The Indian Subcontinent is a great place of languages, cultures and religions: it is also a place that harbors huge genetic diversity. Scientists have now identified migrating humans from Africa, Iran and Central Asia over a period of 50,000 years.

People of India - Immigrations

Indian was populated by a series of migrations from Africa, the Middle East and Central Asia.

Due to a lack of sources in form of preserved skeletal remains that can provide ancient DNA samples, researchers have instead concentrated their work on people who live in the Subcontinent today.

The results of the study conducted by Marine Silva, an archaeogeneticist and doctoral student at the University of Huddersfield, suggest Indian was populated by a series of migrations from Africa, the Middle East and Central Asia.

The earliest populations were hunter-gatherers who arrived from Africa, where modern humans arose, more than 50,000 years ago.

Further waves of settlers arrived from the direction of Iran, after the last Ice Age ended 10-20,000 years ago, and with the spread of early farming.

These ancient signatures are most clearly seen in the mitochondrial DNA, which tracks the female line of descent. But Y-chromosome variation, which tracks the male line, is very different. Here the major signatures are much more recent.

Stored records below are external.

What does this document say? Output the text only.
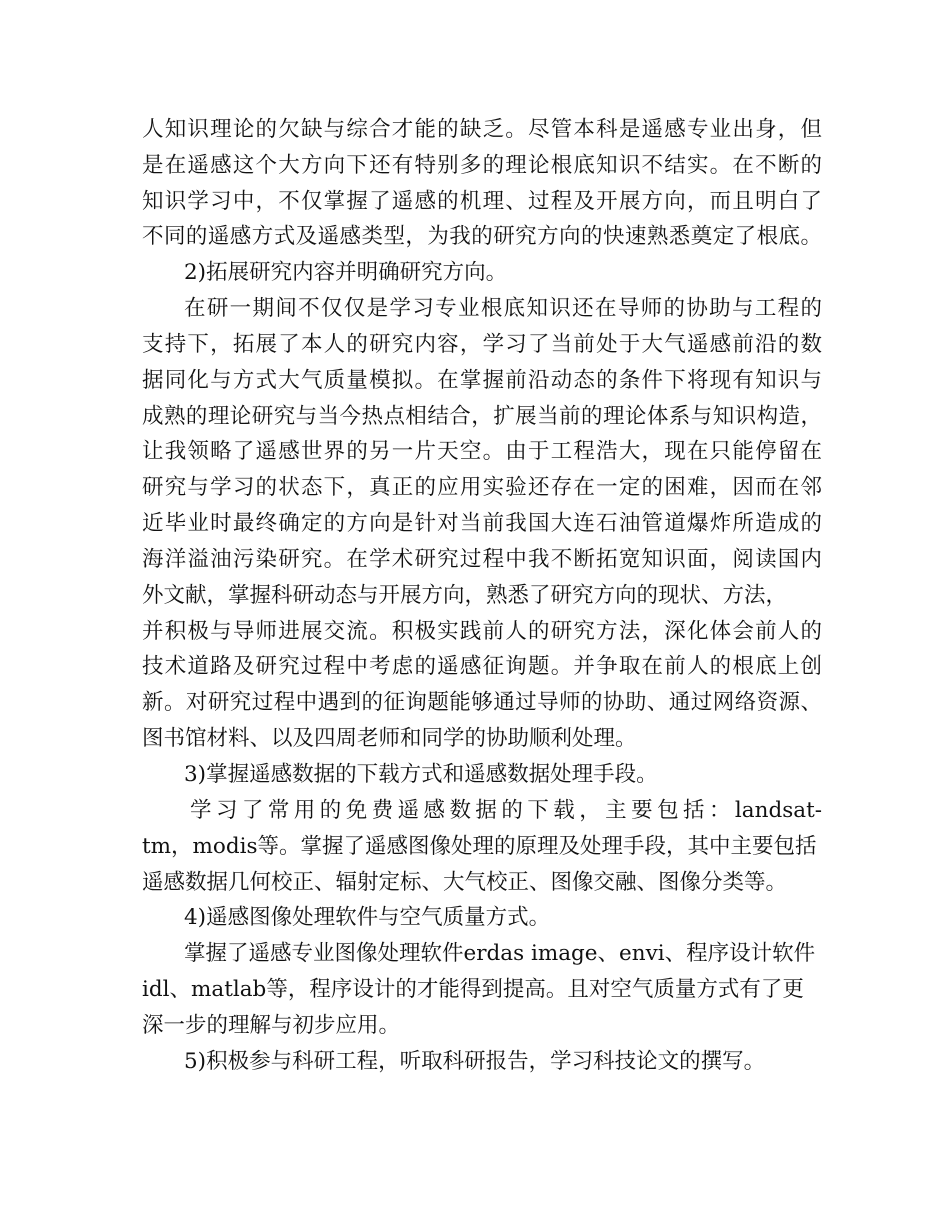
人知识理论的欠缺与综合才能的缺乏。尽管本科是遥感专业出身，但
是在遥感这个大方向下还有特别多的理论根底知识不结实。在不断的
知识学习中，不仅掌握了遥感的机理、过程及开展方向，而且明白了
不同的遥感方式及遥感类型，为我的研究方向的快速熟悉奠定了根底。
2)拓展研究内容并明确研究方向。
在研一期间不仅仅是学习专业根底知识还在导师的协助与工程的
支持下，拓展了本人的研究内容，学习了当前处于大气遥感前沿的数
据同化与方式大气质量模拟。在掌握前沿动态的条件下将现有知识与
成熟的理论研究与当今热点相结合，扩展当前的理论体系与知识构造，
让我领略了遥感世界的另一片天空。由于工程浩大，现在只能停留在
研究与学习的状态下，真正的应用实验还存在一定的困难，因而在邻
近毕业时最终确定的方向是针对当前我国大连石油管道爆炸所造成的
海洋溢油污染研究。在学术研究过程中我不断拓宽知识面，阅读国内
外文献，掌握科研动态与开展方向，熟悉了研究方向的现状、方法，
并积极与导师进展交流。积极实践前人的研究方法，深化体会前人的
技术道路及研究过程中考虑的遥感征询题。并争取在前人的根底上创
新。对研究过程中遇到的征询题能够通过导师的协助、通过网络资源、
图书馆材料、以及四周老师和同学的协助顺利处理。
3)掌握遥感数据的下载方式和遥感数据处理手段。
学习了常用的免费遥感数据的下载，主要包括：landsat-
tm，modis等。掌握了遥感图像处理的原理及处理手段，其中主要包括
遥感数据几何校正、辐射定标、大气校正、图像交融、图像分类等。
4)遥感图像处理软件与空气质量方式。
掌握了遥感专业图像处理软件erdas image、envi、程序设计软件
idl、matlab等，程序设计的才能得到提高。且对空气质量方式有了更
深一步的理解与初步应用。
5)积极参与科研工程，听取科研报告，学习科技论文的撰写。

Most controversially, there is a strong signal of immigration from Central Asia, less than 5,000 years ago.

These Bronze Age people were Indo-European speakers who populated the grasslands between the Black and Caspian seas.

These male-dominated, roaming pastoralists domesticated the horse and spoke an early language, which eventually became Sanskrit, the language of classical Hinduism -- which more than 200 years ago linguists showed is ultimately related to classical Greek and Latin.